Conforme Valnice Silva dos Santos, as provas reunidas demonstram que as instituições financeiras investigadas estruturaram um modelo de atuação que simulava empréstimos consignados como operações de saque via cartão de crédito, utilizando de forma irregular a margem consignável dos servidores e omitindo informações essenciais na contratação.
As investigações foram iniciadas por meio do Inquérito Civil SIMP nº 009467-001/2025, instaurado para apurar a atuação da empresa Capital Consig Sociedade de Crédito Direto S.A.. No decorrer dos trabalhos, foram identificadas outras instituições pertencentes ao mesmo grupo econômico, o que levou à ampliação da investigação.
Durante o processo, o Ministério Público buscou a resolução extrajudicial do caso, realizando quatro audiências conciliatórias (18 de agosto, 1º e 15 de setembro e 8 de outubro de 2025) com representantes da empresa e integrantes da Força-Tarefa, na tentativa de firmar um Termo de Ajustamento de Conduta (TAC). Todas as tratativas, contudo, foram infrutíferas, diante da ausência de proposta viável de reparação e de compromisso efetivo por parte das empresas.

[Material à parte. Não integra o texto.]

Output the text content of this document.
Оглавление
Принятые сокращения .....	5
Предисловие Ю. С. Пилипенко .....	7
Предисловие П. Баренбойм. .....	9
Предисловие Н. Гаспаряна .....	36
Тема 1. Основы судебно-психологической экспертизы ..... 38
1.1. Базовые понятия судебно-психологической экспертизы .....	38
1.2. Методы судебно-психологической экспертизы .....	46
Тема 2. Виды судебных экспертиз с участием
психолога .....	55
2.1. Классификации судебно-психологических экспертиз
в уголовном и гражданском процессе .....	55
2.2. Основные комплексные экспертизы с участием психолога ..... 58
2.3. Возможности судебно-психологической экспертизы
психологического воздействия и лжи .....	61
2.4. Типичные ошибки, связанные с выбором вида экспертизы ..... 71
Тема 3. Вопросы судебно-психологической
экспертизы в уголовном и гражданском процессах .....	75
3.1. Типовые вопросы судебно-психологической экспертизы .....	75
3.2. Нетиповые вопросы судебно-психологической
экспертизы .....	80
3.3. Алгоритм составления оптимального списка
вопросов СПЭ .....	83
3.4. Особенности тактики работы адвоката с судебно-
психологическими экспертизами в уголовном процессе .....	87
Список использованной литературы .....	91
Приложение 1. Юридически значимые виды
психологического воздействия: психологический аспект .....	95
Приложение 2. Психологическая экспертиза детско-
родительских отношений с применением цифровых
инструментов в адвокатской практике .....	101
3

Na última audiência pública na Assembleia Legislativa, a representante do Procon alertou que havia analisado 27 mil contratos, de um total que supera os 360 mil contratos, e em nenhum deles havia deixado de detectar algum tipo de inconsistência ou mesmo irregularidades.
Em junho deste ano, o Governo do Estado de Mato Grosso, com base nas apurações da força-tarefa e da Seplag, já havia ampliado a suspensão das empresas investigadas, incluindo ABC Card, Cartos, ClickBank, Bem Cartões e a própria Capital Consig.
A decisão, publicada em edição extra do Diário Oficial do Estado no dia 6 de junho, proibiu temporariamente novas operações e descontos em folha no sistema estadual, por 90 dias, podendo ser prorrogada.
De acordo com a Seplag, as instituições não tinham credenciamento para operar com consignações, mas mesmo assim acessavam de forma indevida a margem consignável dos servidores, configurando fraudes, conluio entre empresas e violação às normas de controle.
Com o ajuizamento da ação, a força-tarefa deliberou pelo encerramento parcial das atividades relacionadas às empresas do Grupo Capital Consig, mantendo-se, porém, ativa e em funcionamento para as demais frentes de apuração.
A promotora Valnice Silva dos Santos destacou que o objetivo da ação é responsabilizar judicialmente as instituições envolvidas e readequar os contratos irregulares firmados com servidores públicos.
“O Ministério Público continuará atuando para garantir transparência, reparar os danos causados e assegurar o respeito aos direitos dos consumidores atingidos”, afirmou.
A força-tarefa seguirá com a análise dos dados do Sistema Revisa Consignações e das reclamações registradas no Procon/MT, priorizando os casos em que houver indícios de práticas abusivas e ausência de informação adequada ao consumidor.
Resta saber se os deputados vão adotar medidas que visam proteger o servidor público, que, em suas manifestações, demonstraram interesse em quitar suas dividas, mas com valores legais e não abusivos.